Seit gut einer Woche sitzt "Querdenken"-Gründer Michael Ballweg in U-Haft. Jetzt traf ihn sein Anwalt und sprach mit ihm über seine Pläne.
Michael Ballweg hatte nach Darstellung seines Anwalts Alexander Christ keine konkreten Pläne, Deutschland dauerhaft zu verlassen und auszuwandern. Der Anwalt konnte Ballweg am Freitag in der JVA Stuttgart-Stammheim treffen, eine Glaswand zwischen ihnen. Masken habe niemand getragen, ihm sei aber eine FFP2-Maske gereicht worden, sagte der Anwalt.
Der Haftbefehl Ballwegs war mit Fluchtgefahr begründet worden, weshalb mögliche Pläne bei einer Einschätzung eine Rolle spielen könnten. Der Anwalt habe Ballweg im Gefängnis gefragt, ob er bereits ein Flugticket gekauft hatte, Ballweg verneinte. In seinen Mails habe es eine Anfrage einer Spedition gegeben, ob sie sich bei einem Flug auch um den Transport seines Hundes kümmern müsse. "Es war aber nichts konkret." Protagonisten aus der Szene hatten dagegen in Videos gesagt, Ballweg wandere jetzt aus und sei unter denen, die "im Ausland sein müssen".
Zur Durchsuchung und Festnahme waren die Polizisten am 30. Juni in ein ausgeräumtes Haus gekommen. Ballweg wollt es verkaufen. Ein Grund sei die bevorstehende Scheidung von seiner Frau, so Christ. Nach t-online-Informationen war Ballweg zuvor nach einem längeren Aufenthalt in Costa Rica angereist. Auch gegen die Frau wird ermittelt. Bei den Vorwürfen geht es um den Verdacht auf Betrug und Geldwäsche und um einen höheren sechsstelligen Betrag.

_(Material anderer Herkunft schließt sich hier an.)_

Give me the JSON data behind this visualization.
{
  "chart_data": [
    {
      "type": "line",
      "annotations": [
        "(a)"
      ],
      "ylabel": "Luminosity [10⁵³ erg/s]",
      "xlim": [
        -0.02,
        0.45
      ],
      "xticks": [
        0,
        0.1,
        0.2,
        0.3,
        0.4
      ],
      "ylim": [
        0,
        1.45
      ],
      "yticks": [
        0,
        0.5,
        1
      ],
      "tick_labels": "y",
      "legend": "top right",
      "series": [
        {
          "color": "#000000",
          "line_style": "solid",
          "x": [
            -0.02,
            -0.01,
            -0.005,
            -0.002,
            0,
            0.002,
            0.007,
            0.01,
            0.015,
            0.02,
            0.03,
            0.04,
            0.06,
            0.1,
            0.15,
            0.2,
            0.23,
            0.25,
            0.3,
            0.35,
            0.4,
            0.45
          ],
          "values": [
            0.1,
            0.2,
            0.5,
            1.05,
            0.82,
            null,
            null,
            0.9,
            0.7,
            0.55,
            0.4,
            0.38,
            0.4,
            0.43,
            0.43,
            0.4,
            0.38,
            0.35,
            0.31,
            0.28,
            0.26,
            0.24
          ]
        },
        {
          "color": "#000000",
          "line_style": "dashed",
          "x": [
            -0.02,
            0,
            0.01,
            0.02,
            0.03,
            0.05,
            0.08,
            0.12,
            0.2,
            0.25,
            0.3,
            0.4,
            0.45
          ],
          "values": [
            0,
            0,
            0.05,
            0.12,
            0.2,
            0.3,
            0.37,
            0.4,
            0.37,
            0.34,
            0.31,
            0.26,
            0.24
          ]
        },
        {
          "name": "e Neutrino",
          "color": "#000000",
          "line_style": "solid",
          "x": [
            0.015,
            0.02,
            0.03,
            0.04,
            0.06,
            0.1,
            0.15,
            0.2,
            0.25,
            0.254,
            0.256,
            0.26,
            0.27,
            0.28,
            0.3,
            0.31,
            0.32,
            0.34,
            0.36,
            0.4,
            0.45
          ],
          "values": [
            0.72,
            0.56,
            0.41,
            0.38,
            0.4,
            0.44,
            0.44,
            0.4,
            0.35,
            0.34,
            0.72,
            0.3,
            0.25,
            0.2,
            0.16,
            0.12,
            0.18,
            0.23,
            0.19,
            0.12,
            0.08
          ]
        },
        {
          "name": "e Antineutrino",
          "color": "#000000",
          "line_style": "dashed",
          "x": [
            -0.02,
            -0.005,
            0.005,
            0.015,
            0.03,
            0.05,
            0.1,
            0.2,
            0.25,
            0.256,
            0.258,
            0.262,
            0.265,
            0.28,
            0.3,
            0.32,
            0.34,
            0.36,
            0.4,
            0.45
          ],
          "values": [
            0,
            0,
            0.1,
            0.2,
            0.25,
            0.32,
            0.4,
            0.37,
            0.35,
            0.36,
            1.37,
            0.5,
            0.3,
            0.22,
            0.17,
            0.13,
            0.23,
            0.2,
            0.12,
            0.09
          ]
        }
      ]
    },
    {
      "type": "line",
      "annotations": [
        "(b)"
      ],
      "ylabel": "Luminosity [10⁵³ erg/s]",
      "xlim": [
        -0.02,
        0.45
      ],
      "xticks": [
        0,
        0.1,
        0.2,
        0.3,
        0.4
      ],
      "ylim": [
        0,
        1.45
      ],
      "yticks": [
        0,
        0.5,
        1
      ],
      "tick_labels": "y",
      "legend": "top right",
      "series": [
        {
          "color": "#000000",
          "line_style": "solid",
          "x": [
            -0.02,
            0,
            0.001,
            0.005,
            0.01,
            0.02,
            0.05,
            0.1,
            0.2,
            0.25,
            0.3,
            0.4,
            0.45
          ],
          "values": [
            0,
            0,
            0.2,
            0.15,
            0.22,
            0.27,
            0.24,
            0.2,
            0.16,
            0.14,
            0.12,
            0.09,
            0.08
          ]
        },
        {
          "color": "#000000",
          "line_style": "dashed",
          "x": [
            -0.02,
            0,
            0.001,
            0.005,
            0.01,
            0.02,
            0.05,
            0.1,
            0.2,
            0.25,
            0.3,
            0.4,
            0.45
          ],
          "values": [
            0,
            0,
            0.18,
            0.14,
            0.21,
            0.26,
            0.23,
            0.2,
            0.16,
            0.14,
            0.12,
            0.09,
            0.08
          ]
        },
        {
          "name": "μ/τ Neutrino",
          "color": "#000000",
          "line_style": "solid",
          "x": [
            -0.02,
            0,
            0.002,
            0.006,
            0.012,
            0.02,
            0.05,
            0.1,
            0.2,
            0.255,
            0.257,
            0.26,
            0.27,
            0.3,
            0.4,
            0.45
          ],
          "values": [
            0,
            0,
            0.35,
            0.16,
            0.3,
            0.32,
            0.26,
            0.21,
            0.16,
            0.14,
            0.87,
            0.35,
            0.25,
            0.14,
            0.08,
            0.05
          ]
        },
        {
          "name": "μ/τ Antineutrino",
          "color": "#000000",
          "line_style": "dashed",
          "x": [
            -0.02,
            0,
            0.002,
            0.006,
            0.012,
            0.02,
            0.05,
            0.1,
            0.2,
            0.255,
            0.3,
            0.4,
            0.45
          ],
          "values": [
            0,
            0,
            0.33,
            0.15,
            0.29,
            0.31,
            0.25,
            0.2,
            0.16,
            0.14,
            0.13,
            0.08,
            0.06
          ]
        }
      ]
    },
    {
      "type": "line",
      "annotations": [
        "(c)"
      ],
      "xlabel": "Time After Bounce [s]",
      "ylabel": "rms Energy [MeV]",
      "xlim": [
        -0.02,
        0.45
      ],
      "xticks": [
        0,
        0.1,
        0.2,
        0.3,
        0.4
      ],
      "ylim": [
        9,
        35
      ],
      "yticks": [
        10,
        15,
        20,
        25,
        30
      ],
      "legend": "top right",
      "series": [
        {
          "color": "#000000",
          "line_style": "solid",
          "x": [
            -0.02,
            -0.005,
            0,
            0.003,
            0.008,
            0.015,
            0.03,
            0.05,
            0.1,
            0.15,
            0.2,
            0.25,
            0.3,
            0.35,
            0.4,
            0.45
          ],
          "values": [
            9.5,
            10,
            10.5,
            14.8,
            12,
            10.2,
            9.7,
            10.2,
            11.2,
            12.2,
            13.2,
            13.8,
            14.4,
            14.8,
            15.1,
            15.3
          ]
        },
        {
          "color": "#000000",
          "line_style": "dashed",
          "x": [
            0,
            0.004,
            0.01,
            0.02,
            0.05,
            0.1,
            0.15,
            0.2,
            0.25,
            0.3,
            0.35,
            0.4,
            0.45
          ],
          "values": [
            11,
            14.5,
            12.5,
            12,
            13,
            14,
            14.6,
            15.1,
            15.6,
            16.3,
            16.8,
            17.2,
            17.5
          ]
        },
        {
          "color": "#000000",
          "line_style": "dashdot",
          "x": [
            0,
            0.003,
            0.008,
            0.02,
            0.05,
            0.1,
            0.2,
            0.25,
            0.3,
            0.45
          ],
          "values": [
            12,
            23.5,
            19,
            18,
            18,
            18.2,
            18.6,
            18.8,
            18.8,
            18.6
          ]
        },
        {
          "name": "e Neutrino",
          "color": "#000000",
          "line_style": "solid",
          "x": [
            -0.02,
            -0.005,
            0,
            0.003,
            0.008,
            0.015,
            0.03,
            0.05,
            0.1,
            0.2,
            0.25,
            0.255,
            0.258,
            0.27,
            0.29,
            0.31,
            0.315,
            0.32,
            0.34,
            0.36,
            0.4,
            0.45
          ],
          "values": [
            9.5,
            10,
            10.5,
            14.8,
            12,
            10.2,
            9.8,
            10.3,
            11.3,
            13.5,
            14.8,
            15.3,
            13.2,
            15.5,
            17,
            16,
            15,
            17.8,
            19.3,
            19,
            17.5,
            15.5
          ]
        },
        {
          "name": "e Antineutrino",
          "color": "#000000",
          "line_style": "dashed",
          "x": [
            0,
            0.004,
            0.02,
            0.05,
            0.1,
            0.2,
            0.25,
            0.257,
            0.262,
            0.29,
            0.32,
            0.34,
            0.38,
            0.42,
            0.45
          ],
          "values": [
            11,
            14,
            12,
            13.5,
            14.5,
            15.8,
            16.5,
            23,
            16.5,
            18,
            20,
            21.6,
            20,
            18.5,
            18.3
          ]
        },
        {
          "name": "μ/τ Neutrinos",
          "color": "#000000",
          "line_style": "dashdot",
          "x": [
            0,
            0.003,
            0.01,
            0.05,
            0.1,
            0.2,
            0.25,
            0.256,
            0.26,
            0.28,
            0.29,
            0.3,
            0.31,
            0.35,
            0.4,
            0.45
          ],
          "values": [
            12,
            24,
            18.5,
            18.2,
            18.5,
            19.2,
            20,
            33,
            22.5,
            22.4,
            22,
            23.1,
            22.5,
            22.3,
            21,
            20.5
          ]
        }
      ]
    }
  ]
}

Wie hoch waren Einnahmen und Ausgaben?
Ballweg habe verschiedene Ideen für ein neues Leben verfolgt, aber noch keine Entscheidung getroffen, wo er künftig leben wolle. Er habe sich auch Gedanken über einen Bio-Bauernhof in Schwaben oder ein Leben in einem Dorf im Osten gemacht, so sein Anwalt.
Mit dem Hinweis, dass Ballweg keine konkreten Auswanderungs- oder Fluchtpläne gehabt habe, wollen die Verteidiger offenbar die Angemessenheit des Haftbefehls anzweifeln. "Querdenken"-Anwalt Ralf Ludwig, enger Vertrauter von Ballweg, hatte zuvor in einem Telegram-Post angedeutet, die Staatsanwaltschaft habe gar keine Hinweise, die einen dringenden Tatverdacht rechtfertigten. Seine Logik: Ballweg könne eigentlich gar nicht betrogen haben, wenn er geringere Einnahmen aus Schenkungen gehabt habe, als er für "Querdenken" zahlte.
Offenbar gingen die Behörden zur Festnahme von Einnahmen von bislang gut 1,2 Millionen Euro aus, von denen er einen Teil von privaten Konten auf andere private Konten transferiert habe. Unklar ist aber offenbar, ob darin Beträge auf Bitcoin-Konten und Barspenden enthalten sind.
In 2020 Ausgaben von 1,044 Millionen Euro für "Querdenken"
Ballweg hatte nie seine Einnahmen offengelegt. Zu den Kosten für "Querdenken" hatte er in einem von ihm vorgelegten "Transparenzbericht" für das Jahr 2020 behauptet, in dem Jahr Ausgaben von 1,044 Millionen Euro gehabt zu haben. Für 2021, als "Querdenken" deutlich weniger aktiv war, gibt es bisher keinen solchen Bericht.
Die Rechnung seiner Anwälte: Wenn Ballweg für "Querdenken" auch im Jahr 2021 zumindest mehrere Hunderttausend Kosten hatte, dann bleibt von den angenommenen Einnahmen nichts übrig. Ob er die Kosten für "Querdenken" in der von ihm angegebenen Höhe auch tatsächlich hatte und wie hoch seine Einnahmen insgesamt waren, dürfte Gegenstand der Ermittlungen sein.
Ballweg machte keine Angaben zum Impfstatus
Über die Ergebnisse wissen die Verteidiger bisher sehr wenig. Anwalt Christ erklärte, bis zum Freitag hätten sie dazu nichts erhalten. In Wirtschaftsstrafsachen sei es nicht unüblich, dass die Verteidigung die Akten spät erhält. Akten nicht einmal auszugsweise zu bekommen oder einsehen zu können, halte er aber in der Haftsache für "ungewöhnlich". Die Staatsanwaltschaft teilte allerdings am Freitag dem SWR mit, es sei nun Akteneinsicht erteilt.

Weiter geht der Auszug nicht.